Kyle Smith

Kyle Smith

Opinion

Macy’s puts final nail into Thanksgiving

So long, Thanksgiving. You were a special day for more than 400 years, but now it’s all over. Now Thanksgiving is mere prelude to the real celebration. We might as well rename it Black Thursday.

Macy’s, a source revealed to WWD last week, is reversing its traditional policy of staying closed on Thanksgiving after noticing with dismay that much of the crowd that gathered for the Macy’s Thanksgiving Day Parade last year concluded the day by going on a collective shopping spree at rival department store Lord & Taylor, which opened its doors at 10 a.m. as an experiment and drank Macy’s milkshake.

The old-school department stores were the last holdouts. Now L&T, Macy’s, Walmart, Gap, Toys “R” Us and Kmart are all opening Thanksgiving night (and in some cases, even Thanksgiving morning).

Even if such stores hold off opening until 8 p.m., shoppers eager to join the grim rugby match of flattening your fellow citizens in pursuit of one of those $8 toaster ovens or $79 flatscreens will start lining up — when? Six p.m.? Four? Hell, why not noon?

In which case, we might as well rethink the sacred traditional holiday family gathering. How about we all just down a quick Egg McMuffin in the car on the way to the stores?

Thanksgiving has always been a uniquely great American holiday, secular or reverent as you wish, a day set aside for family and gratitude.

Because it has never been linked to exchanging gifts, it has remained free of commercialism. We treat it with the seriousness it deserves. As a people we travel great distances for Thanksgiving, often at the cost of the enormous stress wrought by congestion, because we know how important it is to show family members we love them.

Shopping for gifts for others can be a way of showing love too, and the more money you save on sales, the more gifts you can buy. And today’s Thanksgiving does have some capitalist DNA: At the urging of the founder of the company that today is known as Macy’s, in 1939 President Franklin Roosevelt moved the holiday up from the traditional final Thursday of the month to the fourth one to create a longer holiday shopping season — goosing the economy with an earlier Turkey Day.

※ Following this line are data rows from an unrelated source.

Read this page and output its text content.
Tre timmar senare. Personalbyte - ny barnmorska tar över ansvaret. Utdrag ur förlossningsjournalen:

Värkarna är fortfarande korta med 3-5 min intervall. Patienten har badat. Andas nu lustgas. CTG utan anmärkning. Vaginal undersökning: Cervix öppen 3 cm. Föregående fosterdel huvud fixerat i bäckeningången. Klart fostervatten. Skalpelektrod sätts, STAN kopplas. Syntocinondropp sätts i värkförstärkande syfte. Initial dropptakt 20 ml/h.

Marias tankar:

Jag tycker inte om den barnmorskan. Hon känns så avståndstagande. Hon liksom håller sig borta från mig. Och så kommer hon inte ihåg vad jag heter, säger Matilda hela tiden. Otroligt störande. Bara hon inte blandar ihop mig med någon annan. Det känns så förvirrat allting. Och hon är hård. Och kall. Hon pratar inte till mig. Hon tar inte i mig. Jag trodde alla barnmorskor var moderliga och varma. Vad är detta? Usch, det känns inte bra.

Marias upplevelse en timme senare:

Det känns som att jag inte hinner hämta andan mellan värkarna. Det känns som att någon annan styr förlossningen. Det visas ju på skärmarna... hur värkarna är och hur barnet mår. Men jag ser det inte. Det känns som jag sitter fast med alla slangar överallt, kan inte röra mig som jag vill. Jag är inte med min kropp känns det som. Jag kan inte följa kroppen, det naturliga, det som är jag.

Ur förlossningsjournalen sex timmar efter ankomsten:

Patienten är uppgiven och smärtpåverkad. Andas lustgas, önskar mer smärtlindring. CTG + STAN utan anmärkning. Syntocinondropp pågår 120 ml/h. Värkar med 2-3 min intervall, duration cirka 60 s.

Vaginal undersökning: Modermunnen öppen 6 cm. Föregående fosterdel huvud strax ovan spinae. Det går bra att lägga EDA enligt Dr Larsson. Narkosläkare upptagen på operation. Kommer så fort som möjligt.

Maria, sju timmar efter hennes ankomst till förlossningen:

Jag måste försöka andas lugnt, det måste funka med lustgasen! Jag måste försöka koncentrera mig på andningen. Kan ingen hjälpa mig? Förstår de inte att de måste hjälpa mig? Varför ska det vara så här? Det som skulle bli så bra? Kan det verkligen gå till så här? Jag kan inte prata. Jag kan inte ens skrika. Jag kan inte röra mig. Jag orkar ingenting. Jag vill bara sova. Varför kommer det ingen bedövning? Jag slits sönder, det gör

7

But couldn’t the national shopping orgy wait until the day after the holiday, that hideously named Black Friday? Shouldn’t we continue to keep this one Thursday (plus Christmas, the day set aside for consumption hangover) more about the heart than the shopping cart?

Even if every other holiday has turned into an excuse for buying — given how Presidents’ Day has turned out, today’s schoolchildren can be forgiven for thinking it’s an occasion to honor the presidents of Target and Best Buy — Thanksgiving itself was supposed to be fenced off.

It’s reassuring to spend an entire day in the same house with family members we may know well but hardly ever see. We’re supposed to be in this moment together, rolling our eyes at Uncle Earl’s strangely inappropriate jokes and marveling at Grandpa’s foot odors.

No outside force should break that family spell.

After all, it was an underappreciated Founding Father, Jacob Turnbull Winthrop, who wisely decreed that, “Insofar as this Day of Thanks, Rest and Reflection shall be uninterrupted by close Attention being given to vigorously contested Games of Sport, it is hereby ordained that any Matches of Foot-Ball taking place on this Day must involve the Lyons of Detroit.’’

An American immigrant, Christopher Hitchens, pointed out that the very modesty of the day was disarming and attractive.

Hitchens didn’t like turkey (who does?), which became the day’s bird of choice because it was plentiful and relatively cheap. It’s one step up from pigeon.

“Nobody acts as if caviar and venison are about to be served,” the late essayist wrote in 2005.

“The whole point is that one forces down, at an odd hour of the afternoon, the sort of food that even the least discriminating diner in a restaurant would never order by choice.”

Oaken hunks of dark meat, boiled root vegetables and cranberry jelly made from the most bitter imaginable fruit — if these things don’t teach you humility, nothing will.

The search for bigger and shinier objects at the megastores couldn’t be more removed from the Thanksgiving spirit of being content with what you’ve got.

Pausing in the early fall of one of the worst and bloodiest years in American history, Abraham Lincoln made what had previously been a regional tradition into a national holiday.

His proclamation was one of the look-on-the-bright-side statements of history: “Harmony,” he noted, in a statement filled with gratitude for the blessings of American life, “has prevailed everywhere except in the theatre of military conflict.”

Now we trade away whatever domestic harmony we have for a ticket to the theatre of the absurd: Scrambling for position to get a hot deal on a turtleneck at Chico’s.